Perhaps it should come as no surprise, then, that Hannah-Jones is uncomfortable leaving curriculum decisions to people who are not district officials and would thus be less inclined to teach her work. In a recent interview on Meet the Press, Hannah-Jones confessed that she did not "understand this idea that parents should decide what's being taught."

Her statement echoed widely panned comments made by former Virginia Gov. Terry McAuliffe, a Democrat, during the 2021 gubernatorial race against Republican challenger Glenn Youngkin. McAuliffe's statement denying that parents should play a paramount role in the education of their own children is rightly seen as a realigning moment—one that allowed Youngkin to run (and win) on a platform of making the public education system accountable to families. But Hannah-Jones seems to believe that McAuliffe had it right, even if his comments were unpopular.

During the Meet the Press interview, Hannah-Jones made an attempt at consistency, taking the position that neither she nor other non-educators have the relative expertise to decide what should be taught in schools. "I'm not a professional educator," she said. This is a somewhat confusing claim coming from someone who is currently a tenured professor at Howard University's School of Communications; she is, quite literally, a professional educator.

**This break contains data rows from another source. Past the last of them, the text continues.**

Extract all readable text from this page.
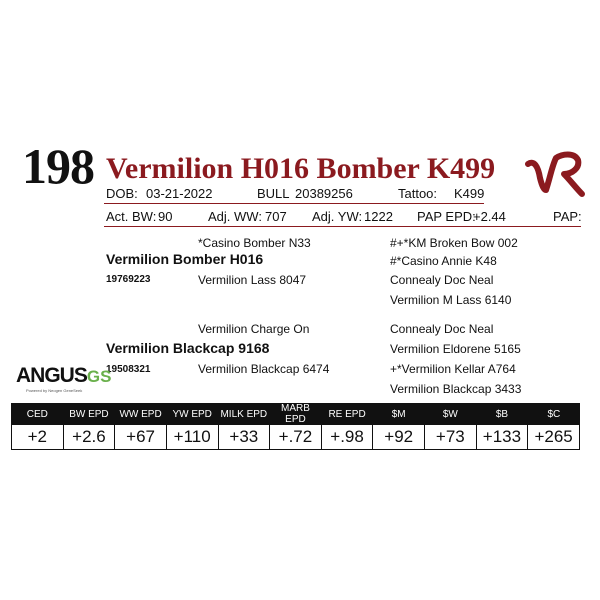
198 Vermilion H016 Bomber K499
DOB: 03-21-2022	BULL 20389256	Tattoo: K499
Act. BW: 90	Adj. WW: 707 Adj. YW: 1222 PAP EPD:
+2.44	PAP:
*Casino Bomber N33
Vermilion Bomber H016
19769223	Vermilion Lass 8047
#+*KM Broken Bow 002
#*Casino Annie K48
Connealy Doc Neal
Vermilion M Lass 6140
Vermilion Charge On
Vermilion Blackcap 9168
19508321	Vermilion Blackcap 6474
Connealy Doc Neal
Vermilion Eldorene 5165
+*Vermilion Kellar A764
Vermilion Blackcap 3433
ANGUSGS
Powered by Neogen GeneSeek
CED	BW EPD	WW EPD	YW EPD	MILK EPD	MARB EPD	RE EPD	$M	$W	$B	$C
+2	+2.6	+67	+110	+33	+.72	+.98	+92	+73	+133	+265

As it turns out, the idea that parents should broadly surrender their rights to public school officials is both unpopular and misguided. Yes, it's possible for parents to become too involved in school affairs, getting individual books removed from library shelves. But much of what parents have found objectionable in the past year is truly eyebrow-raising: As I wrote last January in "An Anti-Racist Education for Middle Schoolers":

Fairfax Public Schools in Virginia invited Ibram X. Kendi, an activist and author of the books How to Be an Antiracist and Antiracist Baby, to have a virtual conversation with principals, administrators, and teachers. Kendi, who was paid $20,000 to speak for one hour, believes that the Constitution should be amended to create a federal Department of Anti-Racism with the power to censor public officials who make racist statements. The district also bought $24,000 worth of his books, which argue that any arrangement producing unequal results along racial lines is racist by definition.

The National Education Association (NEA), for instance, wants schools to offer a critique of "empire, white supremacy, anti-Blackness, anti-Indigeneity, racism, patriarchy, cisheteropatriarchy, capitalism, ableism, anthropocentrism, and other forms of power and oppression at the intersections of our society." It doesn't matter whether you define this sort of thing as critical race theory—though the NEA certainly does—it matters that activist educators are working to include it.

The best solution to the education culture wars is to give parents the best kind of choice: school choice. Instead of engaging in venomous, all-consuming battles over what schools should teach to students, families should be empowered to take their education dollars and find a schooling option that best fits their children. "The critical race theory debate wouldn't matter if we had more school choice," noted Reason's J.D. Tuccille. "Guide your children's education and let your opponents teach their own kids."